Navigating Semantic Relations: Challenges for Language Models in Abstract Common-Sense Reasoning
Cole Gawin, Yidan Sun, Mayank Kejriwal
TL;DR
This work tackles the challenge of evaluating abstract common-sense reasoning in large language models by leveraging ConceptNet as a knowledge base and two prompting paradigms: instruct prompting with explicit relation names and few-shot prompting with unnamed relations. It introduces rigorous, replication-friendly datasets and metrics (NDCG for ranking and Cohen's $\kappa$ for relation identification) and analyzes model behavior across varying candidate-relation counts. Findings reveal that while LLMs exhibit some grasp of common-sense semantics, they struggle with single-relation predictions and show biases when options are abundant, though performance improves with constrained choices. The study suggests that careful prompt engineering with selective retrieval holds promise for elevating abstract reasoning in practical settings and outlines directions for validating across more models and retrieval-augmented frameworks.
Abstract
Large language models (LLMs) have achieved remarkable performance in generating human-like text and solving reasoning tasks of moderate complexity, such as question-answering and mathematical problem-solving.
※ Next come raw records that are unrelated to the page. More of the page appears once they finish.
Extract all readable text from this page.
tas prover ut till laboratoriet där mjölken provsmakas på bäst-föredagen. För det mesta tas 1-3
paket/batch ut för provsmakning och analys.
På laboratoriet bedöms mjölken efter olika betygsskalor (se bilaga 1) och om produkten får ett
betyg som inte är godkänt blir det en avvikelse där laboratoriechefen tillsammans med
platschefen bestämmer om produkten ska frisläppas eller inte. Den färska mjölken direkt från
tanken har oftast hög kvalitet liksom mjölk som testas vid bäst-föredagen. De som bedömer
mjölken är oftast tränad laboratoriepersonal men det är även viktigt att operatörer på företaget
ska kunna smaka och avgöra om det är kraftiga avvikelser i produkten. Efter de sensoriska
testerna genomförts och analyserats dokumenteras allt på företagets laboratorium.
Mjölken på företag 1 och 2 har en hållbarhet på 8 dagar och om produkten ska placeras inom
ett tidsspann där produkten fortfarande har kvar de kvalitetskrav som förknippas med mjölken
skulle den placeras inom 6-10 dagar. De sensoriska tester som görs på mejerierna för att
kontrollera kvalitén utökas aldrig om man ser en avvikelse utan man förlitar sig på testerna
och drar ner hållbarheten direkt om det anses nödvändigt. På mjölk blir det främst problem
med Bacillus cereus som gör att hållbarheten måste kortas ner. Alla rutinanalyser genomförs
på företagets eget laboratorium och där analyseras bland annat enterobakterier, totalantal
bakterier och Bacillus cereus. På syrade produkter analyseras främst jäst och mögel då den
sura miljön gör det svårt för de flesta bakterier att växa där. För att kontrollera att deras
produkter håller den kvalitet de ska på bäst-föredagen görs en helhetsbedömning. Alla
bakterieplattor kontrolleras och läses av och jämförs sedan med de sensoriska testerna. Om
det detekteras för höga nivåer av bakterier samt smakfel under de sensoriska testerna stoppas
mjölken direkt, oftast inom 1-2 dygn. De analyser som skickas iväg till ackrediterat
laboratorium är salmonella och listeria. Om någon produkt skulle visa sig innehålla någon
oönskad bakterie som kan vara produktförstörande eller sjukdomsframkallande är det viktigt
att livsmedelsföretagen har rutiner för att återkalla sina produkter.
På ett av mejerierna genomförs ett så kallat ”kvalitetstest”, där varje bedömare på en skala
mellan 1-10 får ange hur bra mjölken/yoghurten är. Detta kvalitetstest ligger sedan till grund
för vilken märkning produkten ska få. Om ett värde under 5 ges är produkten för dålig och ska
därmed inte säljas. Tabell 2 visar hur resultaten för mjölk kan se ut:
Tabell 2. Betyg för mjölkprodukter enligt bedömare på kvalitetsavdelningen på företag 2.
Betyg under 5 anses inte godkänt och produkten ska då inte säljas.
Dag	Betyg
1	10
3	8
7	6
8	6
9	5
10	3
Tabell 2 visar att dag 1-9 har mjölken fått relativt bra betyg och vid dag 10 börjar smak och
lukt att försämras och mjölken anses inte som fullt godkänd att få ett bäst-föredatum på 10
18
However, their capabilities in tasks requiring deeper cognitive skills, such as common-sense understanding and abstract reasoning, remain under-explored. In this paper, we systematically evaluate abstract common-sense reasoning in LLMs using the ConceptNet knowledge graph. We propose two prompting approaches: instruct prompting, where models predict plausible semantic relationships based on provided definitions, and few-shot prompting, where models identify relations using examples as guidance. Our experiments with the gpt-4o-mini model show that in instruct prompting, consistent performance is obtained when ranking multiple relations but with substantial decline when the model is restricted to predicting only one relation. In few-shot prompting, the model's accuracy improves significantly when selecting from five relations rather than the full set, although with notable bias toward certain relations. These results suggest significant gaps still, even in commercially used LLMs' abstract common-sense reasoning abilities, compared to human-level understanding. However, the findings also highlight the promise of careful prompt engineering, based on selective retrieval, for obtaining better performance.